A Harrowing Song Cycle Takes on New Relevance in a Time of Crisis
by delarue
Ignac Semmelweis was a 19th century medical heretic who discovered the link between bacteria and infection decades before Pasteur codified it. But not only did the Hungarian-born, Vienna-based physician’s paradigm-shifting work go uncredited: he ended up being shunned by a medical establishment hell-bent on avoiding blame for deaths due to unsanitary hospital conditions. Seventeen years after saving countless women from lethal puerperal fever, Semmelweis died, forgotten, in a mental institution.
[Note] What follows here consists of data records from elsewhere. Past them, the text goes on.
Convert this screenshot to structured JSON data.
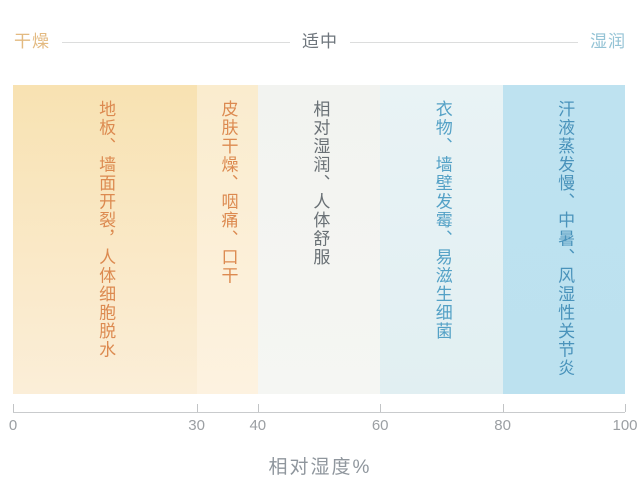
{
  "header": {
    "zones": [
      {
        "label": "干燥",
        "color": "#e3ba81"
      },
      {
        "label": "适中",
        "color": "#6e757c"
      },
      {
        "label": "湿润",
        "color": "#94c3d5"
      }
    ]
  },
  "chart_data": {
    "type": "heatmap",
    "title": "",
    "xlabel": "相对湿度%",
    "x_range": [
      0,
      100
    ],
    "x_ticks": [
      "0",
      "30",
      "40",
      "60",
      "80",
      "100"
    ],
    "x_tick_positions": [
      0,
      30,
      40,
      60,
      80,
      100
    ],
    "zone_annotations": [
      {
        "label": "干燥",
        "position": "left"
      },
      {
        "label": "适中",
        "position": "center"
      },
      {
        "label": "湿润",
        "position": "right"
      }
    ],
    "bands": [
      {
        "range": [
          0,
          30
        ],
        "label": "地板、墙面开裂，人体细胞脱水",
        "bg_top": "#f8e2b2",
        "bg_bottom": "#fbeed8",
        "text_color": "#dc8a50"
      },
      {
        "range": [
          30,
          40
        ],
        "label": "皮肤干燥、咽痛、口干",
        "bg_top": "#faecce",
        "bg_bottom": "#fdf2e0",
        "text_color": "#dc8a50"
      },
      {
        "range": [
          40,
          60
        ],
        "label": "相对湿润、人体舒服",
        "bg_top": "#f2f3f0",
        "bg_bottom": "#f5f6f3",
        "text_color": "#697075"
      },
      {
        "range": [
          60,
          80
        ],
        "label": "衣物、墙壁发霉、易滋生细菌",
        "bg_top": "#e9f3f5",
        "bg_bottom": "#e1eff2",
        "text_color": "#54a1c6"
      },
      {
        "range": [
          80,
          100
        ],
        "label": "汗液蒸发慢、中暑、风湿性关节炎",
        "bg_top": "#bee2f0",
        "bg_bottom": "#bce1ef",
        "text_color": "#4a93bb"
      }
    ]
  }
}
On September 11, 2017, singer Ray Lustig debuted his song cycle, Semmelweis, to a sold-out crowd at the National Arts Club. Reviewing it at the time, this blog said that “In an age where leakers are murdered, whistleblowers are jailed as terrorists and 9/11 historians are derided as conspiracy theorists, this story has enormous relevance.” Considering the events that are still unfolding, Lustig’s salute to an unjustly neglected hero has taken on even greater cultural resonance. Now, you can watch the Hungarian debut of the performance, from the following year, on VOD for free through May 31.
In New York, in the title role, Lustig channeled understated angst and horror: Semmelweis can’t let himself off the hook for failing to save all his patients’ lives. Seamlessly negotiating several difficult shifts between idioms, from neoromantic lustre to acidic modernism, soprano Charlotte Mundy was the musical star of the show. The rest of the cast were impressive as well.
And let’s not forget the lesson that Semmelweis taught us: very often, conventional wisdom gets us in trouble. Just because someone who advocates drinking bleach also endorsed hydroxychloroquine doesn’t invalidate the drug’s promise as part of a treatment for coronavirus for some patients. It could be a grave mistake to assume that since the village idiot fixated on something, that idea is necessarily wrong.